Pegadas de vento em areia queimada. Sabe-se lá por onde se passa. Fazendo sol ou caindo chuva, quero ver e mais nada. Sem trilhar caminhos, destinos ou redemoinhos, não sei o que faça. Se olho para o céu, vejo nuvens, me volto para o mar, água. Nos olhos não vejo nada. Então prossigo por entre incertezas e caminhadas. Nesse lugar chamado vida, só se segue com calma.
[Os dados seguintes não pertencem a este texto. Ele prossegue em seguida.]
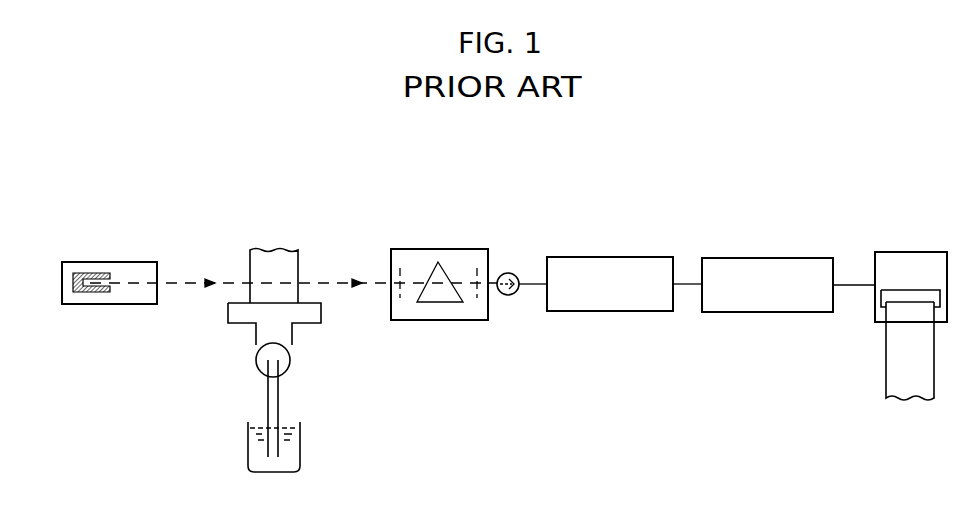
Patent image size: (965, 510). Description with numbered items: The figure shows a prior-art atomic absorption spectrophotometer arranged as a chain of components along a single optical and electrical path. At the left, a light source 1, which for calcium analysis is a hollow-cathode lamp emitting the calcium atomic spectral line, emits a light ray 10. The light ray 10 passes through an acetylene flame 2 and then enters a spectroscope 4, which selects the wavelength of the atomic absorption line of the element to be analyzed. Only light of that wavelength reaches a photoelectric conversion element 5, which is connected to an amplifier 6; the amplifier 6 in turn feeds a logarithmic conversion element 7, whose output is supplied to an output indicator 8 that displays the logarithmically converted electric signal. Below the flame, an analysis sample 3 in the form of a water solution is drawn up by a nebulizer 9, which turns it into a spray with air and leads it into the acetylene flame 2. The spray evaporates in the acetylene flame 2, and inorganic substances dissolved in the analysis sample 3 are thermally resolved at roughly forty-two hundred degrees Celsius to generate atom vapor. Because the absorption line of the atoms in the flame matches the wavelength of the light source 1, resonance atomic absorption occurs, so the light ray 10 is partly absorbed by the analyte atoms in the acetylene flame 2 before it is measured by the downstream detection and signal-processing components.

The light source 1 is at (112, 262).
The light ray 10 is at (184, 283).
The acetylene flame 2 is at (299, 260).
The nebulizer 9 is at (290, 358).
The analysis sample 3 is at (300, 440).
The spectroscope 4 is at (434, 250).
The photoelectric conversion element 5 is at (508, 272).
The amplifier 6 is at (603, 257).
The logarithmic conversion element 7 is at (761, 258).
The output indicator 8 is at (907, 252).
Nem lembrança do rosto, nem carinhoso. Cada centrimetro de passado, medindo, meticuloso. Quero entender esse futuro duvidoso e esquecer do que quer ser esquecido. Não quero ver de novo, viver sem abrigo. Se acendo uma fogueira é para clarear. Esse coração que incendeia, nem lágrima apaga. Sentimento escondido dentro de cada favorecido, tendo a incerteza dessa vida transviada. Pois que venha onda e leve cada passo atrasado. Se souber por onde vou, não esqueço o que aconteceu, só não quero saber de viver no passado.

Subindo Ao Palco

De nada vale palavra dita em suspiro. Coração que bate forte é o mesmo que se cansa de bater. Não adianta a dúvida sem a possibilidade de uma solução. Então sentamos e assistimos o espetáculo. Rimos e nos emocionamos, sentados na ponta da cadeira, com medo do que pode acontecer. A cada som, algo diferente. Em cada movimento contorcido uma nova figura. A música se eleva e as palmas explodem. Somos então velhos jovens. Encontrando alegria na mais pura fantasia. Até que a cortina se fecha. O som cala e as luzes se apagam. Fica então a saudade da esperança na beleza que balança numa corda lá no alto. Deixa de lado a lembrança e fica só o desejo de querer estar no meio, mas com medo de estar. Artista sem picadeiro, vagando o vazio sem aplausos, maquiagem ou equilíbrio. Sem sorriso ou lágrima, amor ou rancor. Nada para mostrar a não ser o espaço em branco iluminado por uma luz branca. De nada vale o suspiro se a palavra não é dita. De nada vale dize-la se só suspiro for.